The U.S. also lacks “an intelligent and forceful deterrence strategy” for cyber attacks, said Matthew Eggers, senior director of the U.S. Chamber of Commerce’s national security and emergency preparedness department, at a Congressional hearing earlier this month. He also said the government needs to provide more assistance to companies who have suffered from hacks.
“U.S. policymakers need to focus on pushing back against illicit actors and not on blaming the victims of cybersecurity incidents,” Eggers said.
To address some of these concerns, Sen. Tom Carper, D-Del., introduced in February the Cyber Threat Sharing Act of 2015, which looks to provide liability protections for companies when they share cyber information with the government.
The bill would prohibit the government from using shared cyber threat data as evidence in a regulatory action against the company that shared the information. It also strengthens privacy protections and limits how shared data could be used. The bill has been referred to the Committee on Homeland Security and Governmental Affairs.
In February, Obama also called on the Director of National Intelligence to create the Cyber Threat Intelligence Integration Center, a national intelligence center aimed at “connecting the dots” on cyber threats. The center will “collect intelligence, manage incident response efforts, direct investigations” among other responsibilities.
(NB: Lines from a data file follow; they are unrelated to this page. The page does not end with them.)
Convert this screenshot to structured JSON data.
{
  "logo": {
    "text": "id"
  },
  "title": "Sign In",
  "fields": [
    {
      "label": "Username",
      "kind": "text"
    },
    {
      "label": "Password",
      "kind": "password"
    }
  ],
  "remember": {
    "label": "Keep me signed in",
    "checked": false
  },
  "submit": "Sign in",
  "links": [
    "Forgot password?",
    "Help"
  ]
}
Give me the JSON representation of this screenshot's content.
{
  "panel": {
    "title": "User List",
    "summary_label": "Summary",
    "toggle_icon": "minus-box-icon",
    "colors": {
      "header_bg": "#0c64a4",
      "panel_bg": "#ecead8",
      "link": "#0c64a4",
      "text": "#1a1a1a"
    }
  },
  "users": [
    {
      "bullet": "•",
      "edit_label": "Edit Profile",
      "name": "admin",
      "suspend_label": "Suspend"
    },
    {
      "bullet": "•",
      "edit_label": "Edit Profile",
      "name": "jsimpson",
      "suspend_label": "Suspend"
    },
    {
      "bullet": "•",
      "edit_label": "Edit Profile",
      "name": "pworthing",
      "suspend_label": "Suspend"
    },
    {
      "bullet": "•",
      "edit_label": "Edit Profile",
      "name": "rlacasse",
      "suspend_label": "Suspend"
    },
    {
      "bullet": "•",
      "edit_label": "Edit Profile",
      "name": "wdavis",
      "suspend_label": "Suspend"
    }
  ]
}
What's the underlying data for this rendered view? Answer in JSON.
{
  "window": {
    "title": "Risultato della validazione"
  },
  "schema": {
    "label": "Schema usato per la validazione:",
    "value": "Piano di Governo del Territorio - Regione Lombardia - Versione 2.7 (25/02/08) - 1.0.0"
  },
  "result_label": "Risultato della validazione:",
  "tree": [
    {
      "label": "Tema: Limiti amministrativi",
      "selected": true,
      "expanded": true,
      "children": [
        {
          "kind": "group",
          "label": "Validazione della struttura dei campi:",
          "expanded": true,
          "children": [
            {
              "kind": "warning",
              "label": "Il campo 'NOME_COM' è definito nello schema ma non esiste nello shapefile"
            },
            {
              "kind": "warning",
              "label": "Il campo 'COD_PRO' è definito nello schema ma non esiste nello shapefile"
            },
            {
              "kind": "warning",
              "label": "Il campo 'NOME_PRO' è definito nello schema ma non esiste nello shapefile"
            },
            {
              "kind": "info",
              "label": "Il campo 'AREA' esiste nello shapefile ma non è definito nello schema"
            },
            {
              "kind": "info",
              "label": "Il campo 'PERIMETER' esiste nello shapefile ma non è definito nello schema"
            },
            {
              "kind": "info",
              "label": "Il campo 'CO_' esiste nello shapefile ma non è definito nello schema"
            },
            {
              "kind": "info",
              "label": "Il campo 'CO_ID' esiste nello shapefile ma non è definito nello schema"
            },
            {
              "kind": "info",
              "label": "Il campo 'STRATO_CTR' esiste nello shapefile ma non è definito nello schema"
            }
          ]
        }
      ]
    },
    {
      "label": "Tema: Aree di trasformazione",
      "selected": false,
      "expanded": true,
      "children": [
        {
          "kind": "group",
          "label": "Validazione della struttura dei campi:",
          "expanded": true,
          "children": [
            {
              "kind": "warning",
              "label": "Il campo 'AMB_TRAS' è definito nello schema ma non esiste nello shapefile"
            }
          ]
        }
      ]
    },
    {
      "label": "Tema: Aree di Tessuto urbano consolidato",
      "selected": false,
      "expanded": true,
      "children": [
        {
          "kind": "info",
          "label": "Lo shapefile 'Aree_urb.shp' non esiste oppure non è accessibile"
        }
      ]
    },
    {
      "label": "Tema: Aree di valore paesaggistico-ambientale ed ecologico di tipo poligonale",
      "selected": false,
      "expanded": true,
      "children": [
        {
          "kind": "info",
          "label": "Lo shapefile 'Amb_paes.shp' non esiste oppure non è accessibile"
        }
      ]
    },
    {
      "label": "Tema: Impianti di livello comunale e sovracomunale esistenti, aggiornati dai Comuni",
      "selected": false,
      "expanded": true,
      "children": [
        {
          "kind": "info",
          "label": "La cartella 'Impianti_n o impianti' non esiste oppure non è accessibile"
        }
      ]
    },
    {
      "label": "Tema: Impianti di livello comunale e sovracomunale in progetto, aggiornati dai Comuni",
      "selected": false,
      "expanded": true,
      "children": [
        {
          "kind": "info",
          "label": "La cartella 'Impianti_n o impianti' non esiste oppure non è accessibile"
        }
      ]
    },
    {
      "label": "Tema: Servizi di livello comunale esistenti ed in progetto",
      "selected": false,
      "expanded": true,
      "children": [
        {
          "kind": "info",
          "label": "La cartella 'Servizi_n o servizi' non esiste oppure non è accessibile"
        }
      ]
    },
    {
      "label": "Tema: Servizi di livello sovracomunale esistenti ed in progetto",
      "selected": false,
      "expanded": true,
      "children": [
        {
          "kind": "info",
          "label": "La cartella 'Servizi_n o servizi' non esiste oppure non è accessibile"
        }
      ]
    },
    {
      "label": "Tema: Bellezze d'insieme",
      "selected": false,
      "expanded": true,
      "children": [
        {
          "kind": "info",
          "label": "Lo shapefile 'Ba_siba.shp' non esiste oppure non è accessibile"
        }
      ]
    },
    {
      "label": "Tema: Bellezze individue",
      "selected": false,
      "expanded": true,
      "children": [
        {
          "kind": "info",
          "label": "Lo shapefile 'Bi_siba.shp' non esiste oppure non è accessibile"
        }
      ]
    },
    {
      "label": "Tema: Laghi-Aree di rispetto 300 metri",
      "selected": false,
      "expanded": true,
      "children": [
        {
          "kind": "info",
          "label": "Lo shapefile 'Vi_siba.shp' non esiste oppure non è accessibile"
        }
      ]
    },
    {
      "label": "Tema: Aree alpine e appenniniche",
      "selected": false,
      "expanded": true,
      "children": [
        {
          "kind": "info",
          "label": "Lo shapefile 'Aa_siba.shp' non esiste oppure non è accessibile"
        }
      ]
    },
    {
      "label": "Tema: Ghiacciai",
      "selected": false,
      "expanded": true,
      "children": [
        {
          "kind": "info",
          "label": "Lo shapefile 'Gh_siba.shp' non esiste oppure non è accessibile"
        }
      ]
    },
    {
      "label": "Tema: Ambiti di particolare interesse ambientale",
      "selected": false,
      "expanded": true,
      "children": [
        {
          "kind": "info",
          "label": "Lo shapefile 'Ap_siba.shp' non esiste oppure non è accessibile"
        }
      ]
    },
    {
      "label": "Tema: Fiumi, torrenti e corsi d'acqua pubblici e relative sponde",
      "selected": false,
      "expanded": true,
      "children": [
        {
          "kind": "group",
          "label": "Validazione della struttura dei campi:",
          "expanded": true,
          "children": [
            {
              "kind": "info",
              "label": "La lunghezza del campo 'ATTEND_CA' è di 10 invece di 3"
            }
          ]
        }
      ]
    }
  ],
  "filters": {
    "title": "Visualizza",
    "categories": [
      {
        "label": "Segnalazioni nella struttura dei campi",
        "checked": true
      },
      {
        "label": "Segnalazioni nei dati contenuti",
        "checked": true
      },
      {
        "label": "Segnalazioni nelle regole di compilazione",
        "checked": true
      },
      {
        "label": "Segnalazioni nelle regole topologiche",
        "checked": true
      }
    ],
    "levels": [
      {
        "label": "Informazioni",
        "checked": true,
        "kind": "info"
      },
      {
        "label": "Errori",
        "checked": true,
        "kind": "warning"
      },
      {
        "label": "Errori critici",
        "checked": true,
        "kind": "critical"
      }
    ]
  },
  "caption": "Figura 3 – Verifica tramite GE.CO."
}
However, experts remain skeptical about the center.
“What concerns me about that is if you read the president’s memoranda on [the Cyber Threat Intelligence Integration Center], it says that it’s consistent with privacy and civil liberties protections as relevant to that agency,” said Callahan, the Jenner & Block lawyer. “Well, the intelligence community, as you know, has reduced private protections.”
The center’s framework will be similar to that of the National Counterterrorism Center, which is a concern for Libicki, of the RAND Corporation.
“The last cyber attack had elements of terrorism in it. Does that mean we should look at this entire problem purely through the lens of counterterrorism?” Libicki said. “Why are you duplicating a methodological framework that culminates in a set of actions, like predator drones, which are totally inappropriate for cyber?”
Kathleen Butler, a spokesperson for the Office of the Director of National Intelligence, did not have any additional comment beyond the president’s announcement of the center as she said initial planning is still underway.
While experts say it will take time for the private sector to fully engage in the information sharing initiatives, the government’s efforts have been mostly positive.
“This is about enabling people to share what they know and get access to what others know such that protection can be more pervasive,” said Bobbie Stempfley, Mitre’s director of cybersecurity implementation. “That’s really a powerful concept.”